It is often the case that persons preparing their will or estate plan simply tell their attorney to name their oldest child as the Personal Representative. Sometimes that is a good idea and sometimes it is not. Here are some qualities for choosing a good Personal Representative:
1. The person must have the time to devote to the duties of a Personal Representative.
2. The person must have a good relationship with the other heirs and family members.
3. The person must be honest.
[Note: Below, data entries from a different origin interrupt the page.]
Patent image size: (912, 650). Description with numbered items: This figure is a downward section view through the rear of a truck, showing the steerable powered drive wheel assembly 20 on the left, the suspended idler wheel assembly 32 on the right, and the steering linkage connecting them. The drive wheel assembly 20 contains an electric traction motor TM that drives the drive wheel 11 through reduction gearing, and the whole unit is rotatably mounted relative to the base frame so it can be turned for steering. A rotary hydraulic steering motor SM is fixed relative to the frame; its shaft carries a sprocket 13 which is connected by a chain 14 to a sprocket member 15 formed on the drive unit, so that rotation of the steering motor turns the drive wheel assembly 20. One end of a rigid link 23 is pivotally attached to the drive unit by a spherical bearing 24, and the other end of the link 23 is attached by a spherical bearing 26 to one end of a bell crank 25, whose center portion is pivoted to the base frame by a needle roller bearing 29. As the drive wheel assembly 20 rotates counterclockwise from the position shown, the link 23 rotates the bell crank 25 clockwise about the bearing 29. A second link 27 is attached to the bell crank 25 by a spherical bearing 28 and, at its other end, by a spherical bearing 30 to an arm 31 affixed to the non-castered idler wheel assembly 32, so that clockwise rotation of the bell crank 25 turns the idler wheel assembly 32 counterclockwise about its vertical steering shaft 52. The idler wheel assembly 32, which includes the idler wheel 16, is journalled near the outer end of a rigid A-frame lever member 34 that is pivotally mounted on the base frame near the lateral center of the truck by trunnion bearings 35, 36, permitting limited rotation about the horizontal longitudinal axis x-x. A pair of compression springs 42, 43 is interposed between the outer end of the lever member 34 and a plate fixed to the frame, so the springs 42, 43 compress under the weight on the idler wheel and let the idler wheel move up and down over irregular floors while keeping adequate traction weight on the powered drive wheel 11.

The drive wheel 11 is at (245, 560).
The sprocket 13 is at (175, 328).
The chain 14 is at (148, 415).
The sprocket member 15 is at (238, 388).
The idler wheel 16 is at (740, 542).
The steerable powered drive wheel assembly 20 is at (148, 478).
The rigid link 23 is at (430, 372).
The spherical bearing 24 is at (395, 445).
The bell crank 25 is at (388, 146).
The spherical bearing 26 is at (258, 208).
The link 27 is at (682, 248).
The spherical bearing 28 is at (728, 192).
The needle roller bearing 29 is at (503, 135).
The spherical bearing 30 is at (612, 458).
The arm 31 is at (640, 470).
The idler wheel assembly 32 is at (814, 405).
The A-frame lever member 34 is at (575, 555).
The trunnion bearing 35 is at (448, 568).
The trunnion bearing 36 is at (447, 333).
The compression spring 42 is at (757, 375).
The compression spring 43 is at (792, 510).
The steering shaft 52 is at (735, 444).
Unfortunately, there are cases where the Personal Representative takes assets that should be going to a different family member.
4. The person must be organized and be willing to take advice of professionals and others to guide administration of the estate.
Most people spend a great deal of time determining which family members are to receive which asset but not much time thinking about who will be the Personal Representative of their estate on their death.
In Wyoming, the Personal Representative is the person who, working in concert with the attorney for the estate, manages the assets, pays the debts and distributes the property of the deceased, according to the terms of the Will.
The Personal Representative has a duty of loyalty and a duty of care to marshal or gather and protect all assets of the estate. For example, if the deceased person owned a now empty home, the Personal Representative must make sure the home is secured, the assets are inventoried and protected, the utility bills are paid and perhaps that a security system is installed. The Personal Representative must make a careful search to find all of the deceased person's assets, and to pay all of the deceased's bills. The assets include items that may be in a safe, land located in other states, bank accounts, retirement accounts, brokerage accounts and art or other valuables. The inventory of the assets must be filed with the court, with the assistance of the estate's attorney.
A Notice of Creditors must be published in a local newspaper of general circulation, notifying potential creditors that they must formally present claims or the debts will be forever extinguished. If a creditor's claim is presented, the Personal Representative has a limited time to deny the claim if the Personal Representative believes it is not a valid claim.
After all the creditors are paid, the Personal Representative must distribute the remaining assets to the persons the deceased named in the Will.
Usually the Personal Representative does not get paid for all of this work. There is a statutory provision in Wyoming regarding payment for the work of the Personal Representative. The attorney handling the estate will be doing much of the work, with the Personal Representative assisting.
Sometimes, it might be more practical to name an accountant or other professional as the Personal Representative if there is no qualified person to be named as Personal Representative.